The 'mercenary' thing that will take longer to expire, and which I was referring to, is the grandparents rule. The new kids coming through now aren't going to have as many gp born overseas, so the amount of players that can leave with a prospect of International rugby offer are going to drop dramatically at some point. All these kiwi fellas playing for a PI, is going to stop sadly.


The new era problem that will replace those old concerns is now French and Japanese clubs (doing the same as NRL teams have done for decades by) picking kids out of school. The problem here is not so much a national identity one, than it is a farm system where 9 in 10 players are left with nothing. A stunted education and no support in a foreign country (well they'll get kicked out of those countries were they don't in Australia).

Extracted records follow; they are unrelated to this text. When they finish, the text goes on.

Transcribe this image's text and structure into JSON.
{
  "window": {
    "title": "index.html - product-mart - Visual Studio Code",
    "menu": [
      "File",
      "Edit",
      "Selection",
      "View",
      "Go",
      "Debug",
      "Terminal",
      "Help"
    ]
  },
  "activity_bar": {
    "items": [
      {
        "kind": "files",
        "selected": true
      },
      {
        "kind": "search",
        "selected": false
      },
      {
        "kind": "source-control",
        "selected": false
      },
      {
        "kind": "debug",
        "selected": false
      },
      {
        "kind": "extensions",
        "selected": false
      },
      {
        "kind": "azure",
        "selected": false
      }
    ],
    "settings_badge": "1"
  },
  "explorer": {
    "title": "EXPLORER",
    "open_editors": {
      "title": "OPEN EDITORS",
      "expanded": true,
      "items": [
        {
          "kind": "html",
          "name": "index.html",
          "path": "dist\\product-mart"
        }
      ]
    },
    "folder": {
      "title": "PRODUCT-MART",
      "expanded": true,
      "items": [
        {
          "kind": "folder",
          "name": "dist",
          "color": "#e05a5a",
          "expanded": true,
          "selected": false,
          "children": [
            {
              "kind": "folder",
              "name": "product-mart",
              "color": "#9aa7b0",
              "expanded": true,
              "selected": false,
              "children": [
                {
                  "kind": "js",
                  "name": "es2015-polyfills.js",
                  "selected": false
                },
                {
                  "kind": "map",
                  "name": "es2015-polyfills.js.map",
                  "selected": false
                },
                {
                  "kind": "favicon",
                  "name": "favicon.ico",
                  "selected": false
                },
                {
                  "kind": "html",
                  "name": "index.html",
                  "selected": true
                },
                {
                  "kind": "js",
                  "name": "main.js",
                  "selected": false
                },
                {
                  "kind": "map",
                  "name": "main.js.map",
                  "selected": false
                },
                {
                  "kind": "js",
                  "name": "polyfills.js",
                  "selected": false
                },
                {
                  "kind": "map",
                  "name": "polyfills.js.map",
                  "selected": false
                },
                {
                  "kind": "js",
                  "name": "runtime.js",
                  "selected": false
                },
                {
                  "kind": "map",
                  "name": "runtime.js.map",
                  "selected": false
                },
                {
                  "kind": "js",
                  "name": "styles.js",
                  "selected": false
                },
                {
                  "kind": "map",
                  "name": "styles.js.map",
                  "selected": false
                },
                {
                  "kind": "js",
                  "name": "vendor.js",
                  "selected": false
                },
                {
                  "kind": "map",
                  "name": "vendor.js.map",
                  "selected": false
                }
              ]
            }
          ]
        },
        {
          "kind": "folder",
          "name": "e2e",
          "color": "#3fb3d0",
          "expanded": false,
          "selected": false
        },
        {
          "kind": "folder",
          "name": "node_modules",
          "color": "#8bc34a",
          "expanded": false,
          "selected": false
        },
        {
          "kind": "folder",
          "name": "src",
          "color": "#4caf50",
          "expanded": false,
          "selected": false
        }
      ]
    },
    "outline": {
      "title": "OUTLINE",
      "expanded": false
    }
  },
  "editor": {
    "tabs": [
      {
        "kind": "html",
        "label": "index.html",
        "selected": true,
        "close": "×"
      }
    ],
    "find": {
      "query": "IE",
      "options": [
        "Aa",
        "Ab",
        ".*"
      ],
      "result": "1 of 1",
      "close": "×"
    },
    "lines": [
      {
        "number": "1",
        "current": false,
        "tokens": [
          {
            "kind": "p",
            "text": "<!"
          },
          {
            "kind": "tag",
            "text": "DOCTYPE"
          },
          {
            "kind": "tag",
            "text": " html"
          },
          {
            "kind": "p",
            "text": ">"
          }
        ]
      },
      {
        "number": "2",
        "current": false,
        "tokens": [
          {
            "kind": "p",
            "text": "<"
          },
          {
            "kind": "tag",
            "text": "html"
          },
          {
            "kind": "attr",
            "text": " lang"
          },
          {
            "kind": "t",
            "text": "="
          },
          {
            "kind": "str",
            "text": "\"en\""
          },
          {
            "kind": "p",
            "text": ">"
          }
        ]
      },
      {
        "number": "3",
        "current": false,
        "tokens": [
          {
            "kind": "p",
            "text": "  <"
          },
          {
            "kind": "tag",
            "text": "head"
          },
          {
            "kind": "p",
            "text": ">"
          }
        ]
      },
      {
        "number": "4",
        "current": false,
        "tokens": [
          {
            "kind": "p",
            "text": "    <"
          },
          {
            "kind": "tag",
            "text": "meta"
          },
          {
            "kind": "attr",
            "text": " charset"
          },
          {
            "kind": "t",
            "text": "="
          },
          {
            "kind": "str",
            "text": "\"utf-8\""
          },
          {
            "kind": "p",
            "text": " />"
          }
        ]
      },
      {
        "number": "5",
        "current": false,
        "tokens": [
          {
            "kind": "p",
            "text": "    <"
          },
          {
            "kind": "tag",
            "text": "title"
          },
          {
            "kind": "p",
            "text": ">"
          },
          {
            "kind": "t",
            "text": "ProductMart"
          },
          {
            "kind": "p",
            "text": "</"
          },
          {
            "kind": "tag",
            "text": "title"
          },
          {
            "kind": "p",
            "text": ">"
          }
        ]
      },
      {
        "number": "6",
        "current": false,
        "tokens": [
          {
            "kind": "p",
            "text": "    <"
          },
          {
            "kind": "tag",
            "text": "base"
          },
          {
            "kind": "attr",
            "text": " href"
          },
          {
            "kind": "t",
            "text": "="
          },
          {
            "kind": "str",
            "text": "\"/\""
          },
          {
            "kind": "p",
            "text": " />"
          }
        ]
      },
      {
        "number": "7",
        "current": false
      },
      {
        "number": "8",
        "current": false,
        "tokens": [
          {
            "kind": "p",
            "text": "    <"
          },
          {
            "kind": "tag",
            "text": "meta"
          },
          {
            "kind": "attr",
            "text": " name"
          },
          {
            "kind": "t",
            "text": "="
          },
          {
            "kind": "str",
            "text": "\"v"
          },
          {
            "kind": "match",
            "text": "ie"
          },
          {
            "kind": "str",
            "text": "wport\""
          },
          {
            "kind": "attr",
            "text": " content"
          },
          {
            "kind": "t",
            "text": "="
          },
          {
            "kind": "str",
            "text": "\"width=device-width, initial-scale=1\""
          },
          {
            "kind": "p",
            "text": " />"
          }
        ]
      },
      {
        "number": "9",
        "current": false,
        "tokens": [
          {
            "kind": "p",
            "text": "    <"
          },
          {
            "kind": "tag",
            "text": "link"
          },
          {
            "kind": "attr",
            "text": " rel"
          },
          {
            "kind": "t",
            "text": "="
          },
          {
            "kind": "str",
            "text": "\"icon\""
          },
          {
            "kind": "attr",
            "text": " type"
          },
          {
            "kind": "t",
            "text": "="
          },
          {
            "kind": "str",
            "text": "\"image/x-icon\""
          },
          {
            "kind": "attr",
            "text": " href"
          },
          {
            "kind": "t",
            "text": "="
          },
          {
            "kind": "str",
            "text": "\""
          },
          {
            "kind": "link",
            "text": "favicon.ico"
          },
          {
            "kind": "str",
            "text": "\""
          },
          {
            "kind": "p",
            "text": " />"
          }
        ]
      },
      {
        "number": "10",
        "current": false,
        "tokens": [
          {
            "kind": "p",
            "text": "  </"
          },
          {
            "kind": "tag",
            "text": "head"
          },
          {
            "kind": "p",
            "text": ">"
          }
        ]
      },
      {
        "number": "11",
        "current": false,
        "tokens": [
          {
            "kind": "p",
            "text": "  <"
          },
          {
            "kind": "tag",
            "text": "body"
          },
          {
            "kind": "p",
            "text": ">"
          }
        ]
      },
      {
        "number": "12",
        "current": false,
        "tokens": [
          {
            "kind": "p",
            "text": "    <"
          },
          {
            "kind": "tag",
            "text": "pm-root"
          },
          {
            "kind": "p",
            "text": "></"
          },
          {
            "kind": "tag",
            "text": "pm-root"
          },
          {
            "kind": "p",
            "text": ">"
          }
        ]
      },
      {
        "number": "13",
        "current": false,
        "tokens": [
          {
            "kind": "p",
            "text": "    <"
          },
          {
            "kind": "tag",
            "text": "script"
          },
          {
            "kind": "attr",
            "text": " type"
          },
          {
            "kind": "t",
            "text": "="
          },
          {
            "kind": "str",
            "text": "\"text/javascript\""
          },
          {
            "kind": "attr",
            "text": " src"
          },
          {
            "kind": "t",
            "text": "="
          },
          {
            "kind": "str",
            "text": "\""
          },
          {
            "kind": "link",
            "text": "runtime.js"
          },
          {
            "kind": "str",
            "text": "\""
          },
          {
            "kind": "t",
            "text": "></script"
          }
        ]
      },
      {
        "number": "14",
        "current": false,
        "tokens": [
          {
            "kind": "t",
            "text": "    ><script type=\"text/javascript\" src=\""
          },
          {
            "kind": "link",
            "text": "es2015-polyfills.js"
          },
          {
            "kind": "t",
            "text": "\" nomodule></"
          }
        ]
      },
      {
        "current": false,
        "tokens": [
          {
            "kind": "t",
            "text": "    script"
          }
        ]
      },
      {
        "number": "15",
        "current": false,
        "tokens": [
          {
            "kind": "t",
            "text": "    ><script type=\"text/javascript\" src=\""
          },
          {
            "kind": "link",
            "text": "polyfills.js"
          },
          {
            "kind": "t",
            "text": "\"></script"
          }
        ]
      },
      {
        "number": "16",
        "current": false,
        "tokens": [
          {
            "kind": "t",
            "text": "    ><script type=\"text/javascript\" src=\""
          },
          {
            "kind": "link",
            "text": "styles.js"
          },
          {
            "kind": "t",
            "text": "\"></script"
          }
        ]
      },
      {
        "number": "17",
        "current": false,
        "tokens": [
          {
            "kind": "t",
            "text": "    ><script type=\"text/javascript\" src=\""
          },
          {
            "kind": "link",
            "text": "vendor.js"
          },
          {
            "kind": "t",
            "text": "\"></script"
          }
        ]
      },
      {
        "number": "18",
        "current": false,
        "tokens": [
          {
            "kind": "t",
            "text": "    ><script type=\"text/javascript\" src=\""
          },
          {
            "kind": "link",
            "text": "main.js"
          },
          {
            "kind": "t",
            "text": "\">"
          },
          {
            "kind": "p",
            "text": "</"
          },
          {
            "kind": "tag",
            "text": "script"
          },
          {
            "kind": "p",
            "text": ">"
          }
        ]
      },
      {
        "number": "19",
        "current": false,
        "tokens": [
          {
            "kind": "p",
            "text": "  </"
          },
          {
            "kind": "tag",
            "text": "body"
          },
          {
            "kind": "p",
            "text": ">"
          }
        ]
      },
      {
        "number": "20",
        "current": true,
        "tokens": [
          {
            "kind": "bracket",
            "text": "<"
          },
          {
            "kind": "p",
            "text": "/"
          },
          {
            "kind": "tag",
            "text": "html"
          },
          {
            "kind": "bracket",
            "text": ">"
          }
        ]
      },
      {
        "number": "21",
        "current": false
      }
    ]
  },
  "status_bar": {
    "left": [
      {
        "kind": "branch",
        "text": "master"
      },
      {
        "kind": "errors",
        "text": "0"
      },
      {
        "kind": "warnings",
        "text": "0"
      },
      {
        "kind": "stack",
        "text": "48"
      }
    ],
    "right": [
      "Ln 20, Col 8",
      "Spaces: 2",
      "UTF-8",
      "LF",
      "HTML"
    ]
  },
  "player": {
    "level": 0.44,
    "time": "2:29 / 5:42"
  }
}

It's the same sort of situation were NZ would be the big guy, but there weren't many downsides with it. The only one I can think was brought up but a poster on this site, I can't recall who it was, but he seemed to know a lot of kids coming from the Islands weren't really given the capability to fly back home during school xms holidays etc. That is probably something that should be fixed by the union. Otherwise getting someone like Fakatava over here for his last year of school definitely results in NZ being able to pick the cherries off the top but it also allows that player to develop and be able to represent Tonga and under age and possibly even later in his career. Where as a kid being taken from NZ is arguably going to be worse off in every respect other than perhaps money. Not going to develop as a person, not going to develop as a player as much, so I have a lotof sympathy for NZs case that I don't include them in that group but I certainly see where you're coming from and it encourages other countries to think they can do the same while not realising they're making a much worse experience/situation.